Friday 5 January 2007

Stylistic Challenges

When the period practice movement started going, the performers were generally all specialists; this was particularly true of the singers. It was rare for a well-known singer from the standard repertoire to cross over and record with a period group. This did happen, Ileana Cotrubas made a striking contribution to Handel’s Rinaldo, showing that she could keep her vibrato under control and blend with singers well versed in period practice. And when Joan Sutherland recorded Athalia with Christopher Hogwood, though she did not really blend, the nature of the drama was such that Sutherland did not stand out too much.

But gradually things changed and younger performers became comfortable crossing between the 2 worlds. ENO’s early performances of Handel’s Julius Caesar were cast with singers who had a long Handel pedigree (Janet Baker, Valerie Masterson, Sarah Walker); not strictly period practice performers, but singers who had worked extensively singing this style of music with the most advanced of the modern instrument groups such as the English Chamber Orchestra.

When ENO re-mounted the production many years later it was cast from singers from their roster. Listening to it on the radio, I was struck by how much of the period performance practice had made its way into the opera house. The ENO Orchestra at this time was streets ahead of the Royal Opera House in terms of introducing period practice to their modern instruments. This has continued, whereas the Royal Opera tends to employ outside period bands ENO uses its own orchestra. The recent Orfeo successfully blended their own musicians with key period practice personnel. This does not always work, the Bach Passion performances were an uneasy mixture of old and new with the gambas rather standing out. After listening to one of these performances, I came to understand Vaughan Williams’s antipathy to using the viola da gamba and the harpsichord in his large scale, modern instrument performances of the St. Matthew Passion at the Leith Hill Festival.

But since then, things have moved on even further and there is a whole generation of singers who move effortlessly between the two worlds. This involves an element of compromise. Anyone who listens to Ian Bostridge’s recording of Monteverdi’s Orfeo under Emmanuelle Haim cannot help but be impressed with his performance but notice how is style and technique is very individual and not completely in harmony with period practice.

I must here confess a prejudice and state that for me, the idea Monteverdi tenor is someone like Nigel Rogers who sings with an edge to his voice, not too much vibrato and wonderful line and crystal clear ornaments.

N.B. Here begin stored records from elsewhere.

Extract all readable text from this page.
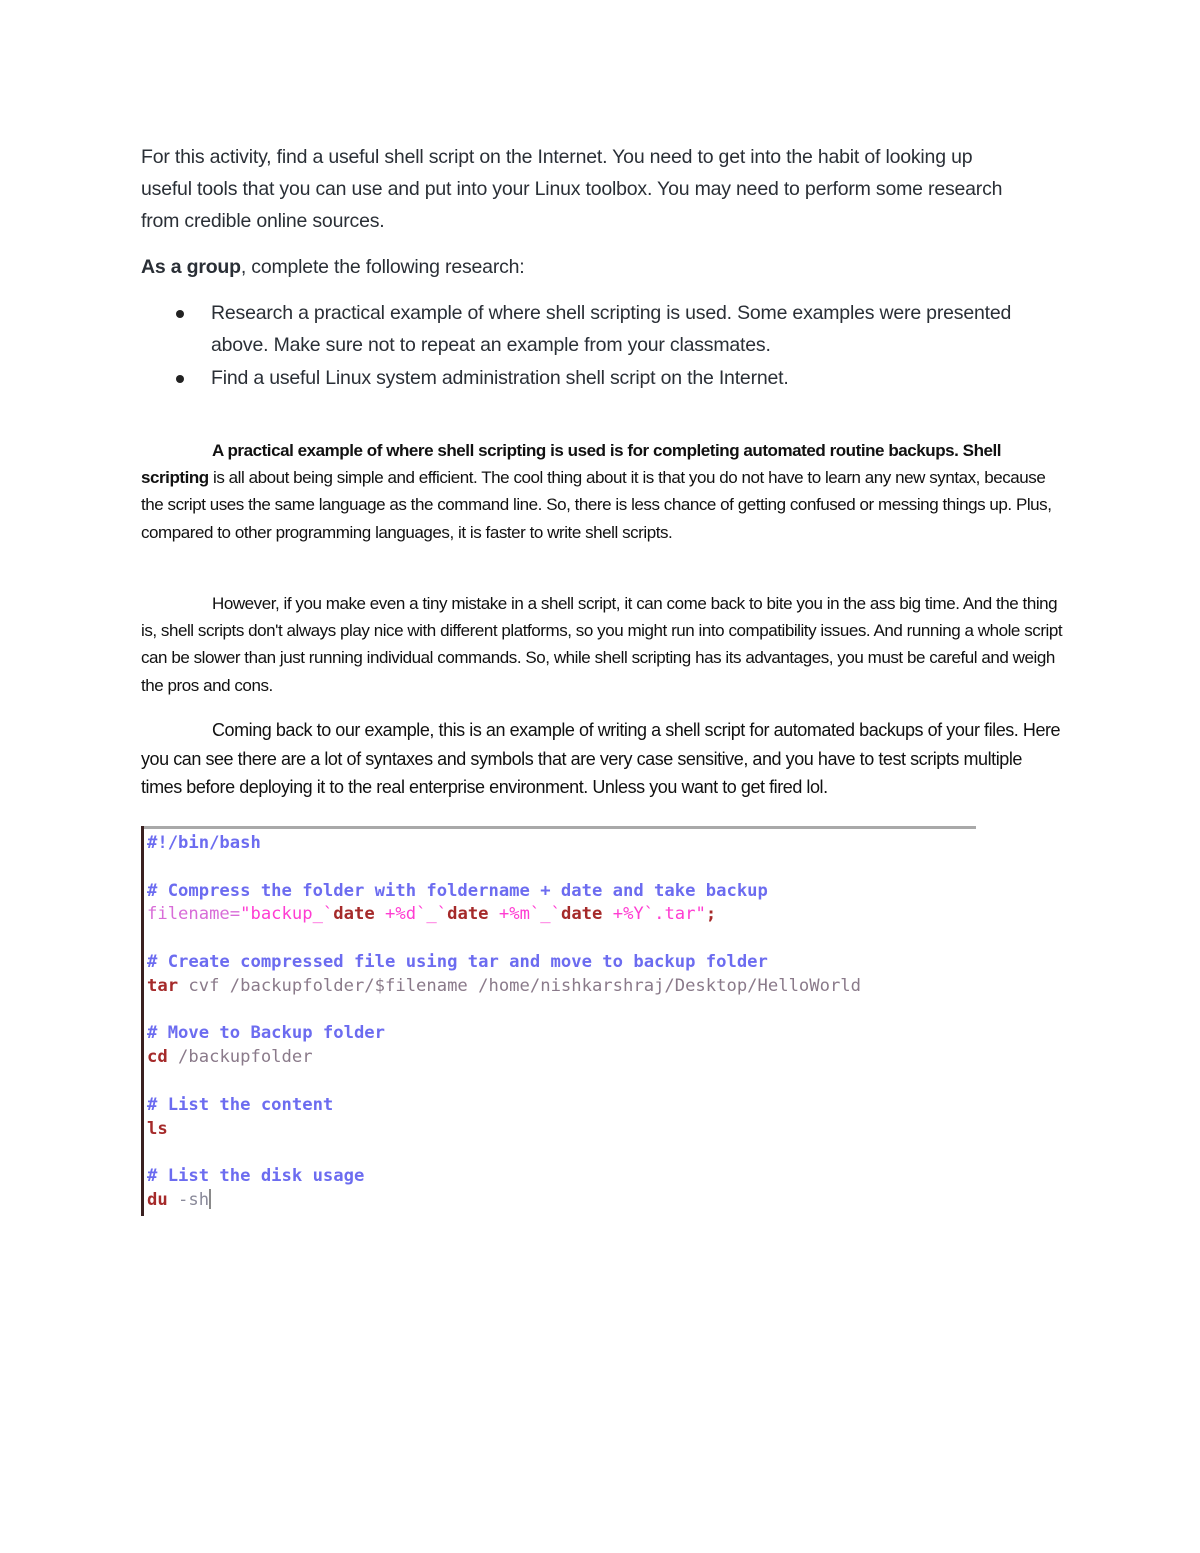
For this activity, find a useful shell script on the Internet. You need to get into the habit of looking up useful tools that you can use and put into your Linux toolbox. You may need to perform some research from credible online sources.

As a group, complete the following research:

Research a practical example of where shell scripting is used. Some examples were presented above. Make sure not to repeat an example from your classmates.
Find a useful Linux system administration shell script on the Internet.

A practical example of where shell scripting is used is for completing automated routine backups. Shell scripting is all about being simple and efficient. The cool thing about it is that you do not have to learn any new syntax, because the script uses the same language as the command line. So, there is less chance of getting confused or messing things up. Plus, compared to other programming languages, it is faster to write shell scripts.

However, if you make even a tiny mistake in a shell script, it can come back to bite you in the ass big time. And the thing is, shell scripts don't always play nice with different platforms, so you might run into compatibility issues. And running a whole script can be slower than just running individual commands. So, while shell scripting has its advantages, you must be careful and weigh the pros and cons.

Coming back to our example, this is an example of writing a shell script for automated backups of your files. Here you can see there are a lot of syntaxes and symbols that are very case sensitive, and you have to test scripts multiple times before deploying it to the real enterprise environment. Unless you want to get fired lol.

#!/bin/bash

# Compress the folder with foldername + date and take backup
filename="backup_`date +%d`_`date +%m`_`date +%Y`.tar";

# Create compressed file using tar and move to backup folder
tar cvf /backupfolder/$filename /home/nishkarshraj/Desktop/HelloWorld

# Move to Backup folder
cd /backupfolder

# List the content
ls

# List the disk usage
du -sh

The issue of line and of ornaments bothers me.

On a couple of recent recordings of Monteverdi and of Cavalli I was impressed by the way singers who specialise mainly in 19th century Italian opera, fitted their voices to the 17th century vocal line. But I was disturbed by the use of vibrato, the singing of the high tenor line in a very open throated tone, the concentration on beauty of vocal sound rather than a good line and a distinctly 19th century attitude to the shape of ornaments. On one recording, the tenor was impressive but consistently too loud, probably because of the tessitura of the part.

Half of me gets annoyed by these compromises. But the other half appreciates being able to hear this music sung by some of the best voices of our generation. And there’s the nub. Monteverdi, Cavalli, Handel, Vivaldi et al wrote for some of the finest voices of their generation. Their music needs style, technique and fine vocal quality. To hear the finest voices of today in this repertoire would be quite something and is desirable, even if we have to impose compromises.

For some voices, the stylistic gap is too wide; I’m not sure that Pavarotti would have ever have been quite suitable for Bajazet in Tamerlano. But Tom Randle has made quite a career flitting between later opera and Handel’s meaty tenor part. When I heard him there was a stylistic gap between him and his fellow singers, but it was not too disturbing and worth it for hearing such a fine voice in this music.

And there’s the rub. Vocal technique has moved on so much that it is almost impossible for a singer to cross boundaries without some sort of compromise. But it’s worth it to hear great voices in great music.